Patience, tolerance and persistence.
Those are the hallmarks of the commitment attitude. No matter what, you’re going to stick with it until you’ve got it right.
When the subject is team members, your first stop is the managers of the sponsoring organization. If functional managers are choosing the personnel to be assigned, you press them for suitable choices, in skills and in attitude. If you are choosing, you want authority from the senior managers and advice from the ones directly in charge of the personnel.
You make sure the decisions are grounded on the project-specific suitability of the personnel. There will be none of this shuffling the most dispensable staffers off on you.
Your commitment drives you to get close to those managers – with the backing of their superiors – so the people you get are the people you need.
Then you will invest the time it takes to know the skills and capabilities of the individuals, as well.
And you will be persuasive, with a valued product to sell. You will make sure participation in this project is a rich source of reward in personal skill development and status in the organization.
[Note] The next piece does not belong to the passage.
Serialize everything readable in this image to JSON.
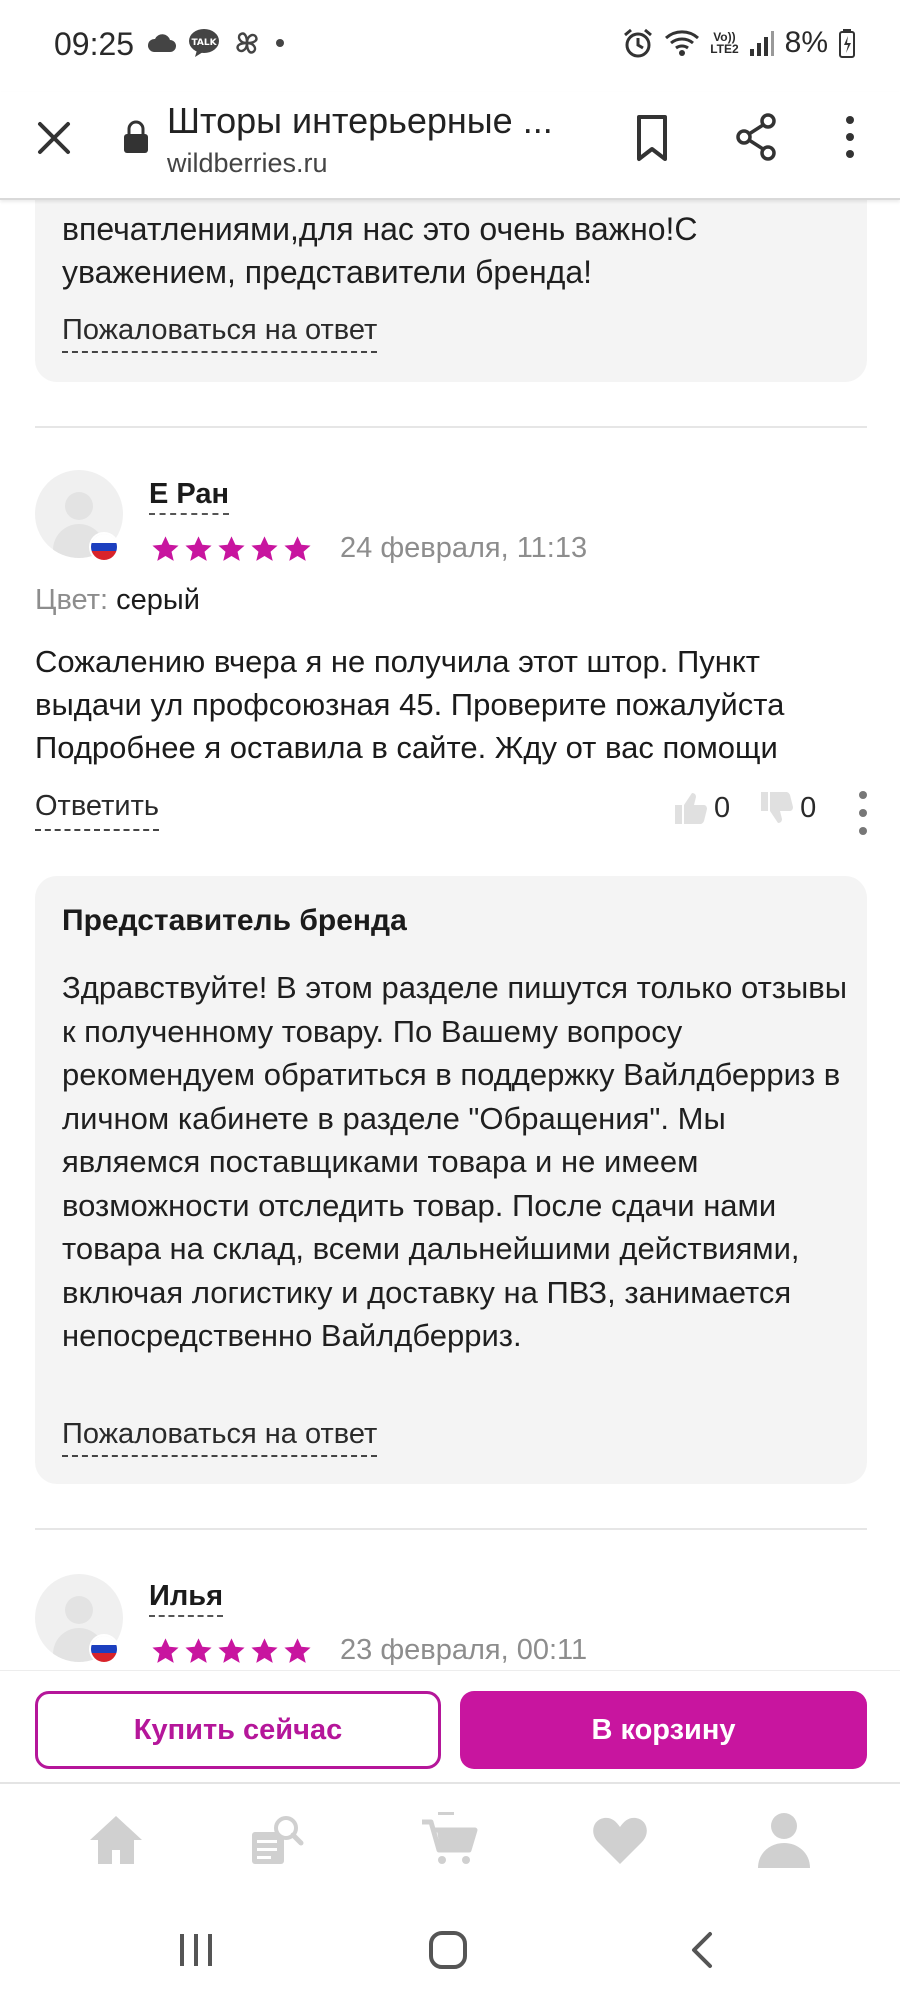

Not least among your tools for building group commitment is your own behavior.
The kind of people you want and need for a project effort are favorably impressed by a leader who knows the project thoroughly, has done all the necessary preparation and understands the needs and realities of the team members. This leader maintains a steady, confident demeanor.
The right people are capable of productive buy-in, and they’ll follow a real leader. No matter what it takes.